The county commission allotted $1 million for the purchase of the first 500 body cameras and Mayor Carlos Gimenez said he is moving forward with governing policy, despite several attempts to involve the county's police union.
"They say 'Oh, we can't meet for a month, we can't meet for three weeks, we can't meet until May.' You know, we're through with that," Gimenez said of his attempts to sit down with the Police Benevolent Association and hash out policy regarding body-worn cameras.
The organization's president, John Rivera, called Gimenez "delusional" when it comes to the allegations the union is stalling.
"The mayor is wanting to go super fast for political reasons. We want this thing done right so that we don't have any problems going forward," said Rivera, who adds he still has a great deal of concerns when it comes to privacy and training.

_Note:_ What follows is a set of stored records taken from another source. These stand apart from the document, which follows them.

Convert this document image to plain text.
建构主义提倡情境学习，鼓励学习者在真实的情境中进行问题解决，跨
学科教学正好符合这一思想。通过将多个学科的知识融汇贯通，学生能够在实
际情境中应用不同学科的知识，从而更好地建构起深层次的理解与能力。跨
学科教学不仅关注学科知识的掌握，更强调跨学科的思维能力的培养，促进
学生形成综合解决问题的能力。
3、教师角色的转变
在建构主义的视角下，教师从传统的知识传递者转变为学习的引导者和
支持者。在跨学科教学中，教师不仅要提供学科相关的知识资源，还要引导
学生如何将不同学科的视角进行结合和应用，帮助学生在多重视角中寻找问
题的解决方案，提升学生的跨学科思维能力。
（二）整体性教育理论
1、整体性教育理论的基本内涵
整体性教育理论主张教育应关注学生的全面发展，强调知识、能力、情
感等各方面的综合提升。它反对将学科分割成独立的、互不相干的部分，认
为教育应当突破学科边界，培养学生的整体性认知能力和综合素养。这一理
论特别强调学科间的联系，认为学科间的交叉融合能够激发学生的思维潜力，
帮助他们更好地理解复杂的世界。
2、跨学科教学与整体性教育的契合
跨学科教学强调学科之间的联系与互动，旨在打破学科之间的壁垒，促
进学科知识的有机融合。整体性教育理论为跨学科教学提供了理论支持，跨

"Everybody thought Tasers were supposed to be the cure all for firearms until, of course, people started dying. Now everyone is criticizing Tasers," Rivera said.
Rivera goes on to argue the mayor's attempt to get body cameras on the streets is politically-driven as his re-election campaign nears.
"He knows very well that I asked the police director to look into body cameras years ago," Gimenez said, dismissing Rivera's claims.
Gimenez adds, "My job as mayor is to protect the citizens and also the good police officers who are wrongfully accused many times. That camera works both ways."
Body cameras will help enhance trust between police officers and the community they serve, Gimenez said.
Local 10 traveled to Daytona Beach, where 100 of its police officers are using body cameras.
So far the body cameras are helping reduce the amount of complaints against officers, said Daytona Beach Police Chief Mike Chitwood.
In a couple of cases, Chitwood said the body cameras have cleared officers and in other cases, cameras have proven bad behavior on the part of the officers.
"You just can't show the good stuff, you have to show the bad stuff, because there are bad stuff and we've had that," Chitwood said.
Since they started using body cameras, Chitwood said they have fired one officer, another was reassigned and others were retrained.
"The ones [officers] who worry about it are what the term I'll use are 'organizational terrorists.' They're the two percent of the officers who give the other 98 percent a bad name," Chitwood said.
Gimenez expects to have policy in place and cameras out on the streets within the year.